Primary tool for emailing a generated Talos security report. Use when the user explicitly asks to email/send/forward/share the latest report or a report by id. Do not use for short alerts; use send_alert. Do not use for arbitrary non-report text; use send_email.
Primary tool for MCP/Talos runtime health checks. Use when the user asks to test tools, verify the MCP server, check whether Talos tools work, run diagnostics, or validate the hosted deployment. Does not send email unless include_email is explicitly true.
Primary tool for checking an existing password or passphrase. Use when the user asks whether a password is strong, weak, breached, cracked, safe to use, or wants entropy/crack-time analysis. Do not use generate_password unless the user asks to create a new password.
Primary tool for creating a new strong random password. Use when the user asks to generate, make, create, or suggest a password. Do not use check_password_strength unless the user supplied an existing password to evaluate.
Primary tool for hashing plain text with MD5, SHA-1, SHA-256, or SHA-512. Use when the user asks to hash, digest, checksum, or compute SHA/MD5 of provided text. For identifying an unknown hash string, use list_security_tools with search="hash identify" and then run_security_tool.
Primary tool for decoding a JSON Web Token. Use when the user provides a JWT or asks to decode JWT/header/payload/claims. It does not verify signatures. Do not use the generic run_security_tool jwt_decode unless this dedicated tool is unavailable.
Primary tool for IP or host investigation. Use when the user asks for geolocation, ISP, ASN, reverse DNS, reputation, proxy/VPN/datacenter clues, or context for an attacking IP. For checking whether a URL is phishing or safe to open, use analyze_link_safety instead.
Primary tool for Talos self-defense status.
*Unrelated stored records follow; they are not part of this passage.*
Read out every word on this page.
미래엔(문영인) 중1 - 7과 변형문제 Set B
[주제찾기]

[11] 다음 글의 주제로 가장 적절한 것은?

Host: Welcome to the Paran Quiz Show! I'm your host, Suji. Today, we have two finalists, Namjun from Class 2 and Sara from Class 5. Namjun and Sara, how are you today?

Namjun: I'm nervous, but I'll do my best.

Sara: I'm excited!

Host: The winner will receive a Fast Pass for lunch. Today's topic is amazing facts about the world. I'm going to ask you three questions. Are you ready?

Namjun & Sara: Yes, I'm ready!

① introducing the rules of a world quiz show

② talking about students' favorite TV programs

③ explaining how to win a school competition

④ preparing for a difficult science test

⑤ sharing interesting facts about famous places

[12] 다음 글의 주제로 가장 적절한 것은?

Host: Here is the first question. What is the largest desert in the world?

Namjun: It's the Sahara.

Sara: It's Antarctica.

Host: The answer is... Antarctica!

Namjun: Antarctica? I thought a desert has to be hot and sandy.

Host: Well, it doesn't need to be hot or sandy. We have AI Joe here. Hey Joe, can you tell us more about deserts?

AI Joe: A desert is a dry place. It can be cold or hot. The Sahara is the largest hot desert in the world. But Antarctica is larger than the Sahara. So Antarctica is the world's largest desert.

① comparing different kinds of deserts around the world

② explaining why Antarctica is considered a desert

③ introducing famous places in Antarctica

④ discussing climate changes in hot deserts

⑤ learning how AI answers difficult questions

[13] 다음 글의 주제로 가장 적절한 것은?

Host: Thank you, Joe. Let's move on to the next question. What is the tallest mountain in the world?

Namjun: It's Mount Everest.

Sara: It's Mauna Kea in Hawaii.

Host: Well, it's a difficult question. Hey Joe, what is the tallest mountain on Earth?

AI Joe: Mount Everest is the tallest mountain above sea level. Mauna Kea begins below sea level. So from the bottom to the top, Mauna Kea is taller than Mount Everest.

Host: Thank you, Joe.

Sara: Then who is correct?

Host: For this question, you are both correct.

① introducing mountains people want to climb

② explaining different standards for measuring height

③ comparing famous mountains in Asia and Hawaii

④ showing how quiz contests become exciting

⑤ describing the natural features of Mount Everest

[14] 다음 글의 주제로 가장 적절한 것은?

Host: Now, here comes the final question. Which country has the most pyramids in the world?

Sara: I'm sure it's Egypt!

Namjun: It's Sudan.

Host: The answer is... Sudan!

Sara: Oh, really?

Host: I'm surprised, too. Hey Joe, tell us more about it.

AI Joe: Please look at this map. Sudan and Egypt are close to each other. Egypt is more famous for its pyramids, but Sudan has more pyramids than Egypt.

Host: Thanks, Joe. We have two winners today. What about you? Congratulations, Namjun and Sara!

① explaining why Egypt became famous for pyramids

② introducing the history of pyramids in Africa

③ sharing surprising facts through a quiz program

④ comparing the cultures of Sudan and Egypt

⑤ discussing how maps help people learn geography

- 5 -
Use when the user asks what attacks Talos has seen, which IPs are blocked, recent attack events, attack counts, attack type breakdown, or the app security posture.
Discover specialized built-in Talos security tools for tasks not covered by a dedicated MCP tool. Use this before run_security_tool when the user asks for DNS lookup, WHOIS, port scan, base64/URL encode/decode, hash identification, robots.txt, raw HTTP headers, security headers, or another toolbox-style task. Prefer dedicated MCP tools first for website scans, link safety, CVEs, auth logs, reports, email, passwords, JWT decode, hashing text, IP lookup, and research papers.
Run a specialized built-in Talos security toolbox tool by exact name after discovering it with list_security_tools. Use for toolbox tasks such as DNS lookup, WHOIS, port scan, base64/URL encode/decode, hash identification, robots.txt, raw HTTP headers, and security headers. Do not use this generic runner when a dedicated MCP tool fits: scan_website, analyze_link_safety, lookup_cves, analyze_auth_log, generate_security_report, send_email, send_report_email, send_alert, check_password_strength, generate_password, hash_text, decode_jwt, lookup_ip, search_research, or find_research_papers. Defensive use only on authorized systems.
Primary tool for searching the local uploaded resource library. Use when the user refers to my book, uploaded PDF, local resources, course material, notes, documents, or wants answers grounded in Talos bundled books. Returns matching page snippets with citations. If a snippet is not enough, call get_resource_page.
Fetch the full text of one cited page from the local resource library. Use after search_resources or list_resources when the user needs exact page content, more context, or a full cited passage.
List books and documents available in the local Talos resource library. Use when the user asks what resources/books are available or before get_resource_page when a book_id is unknown.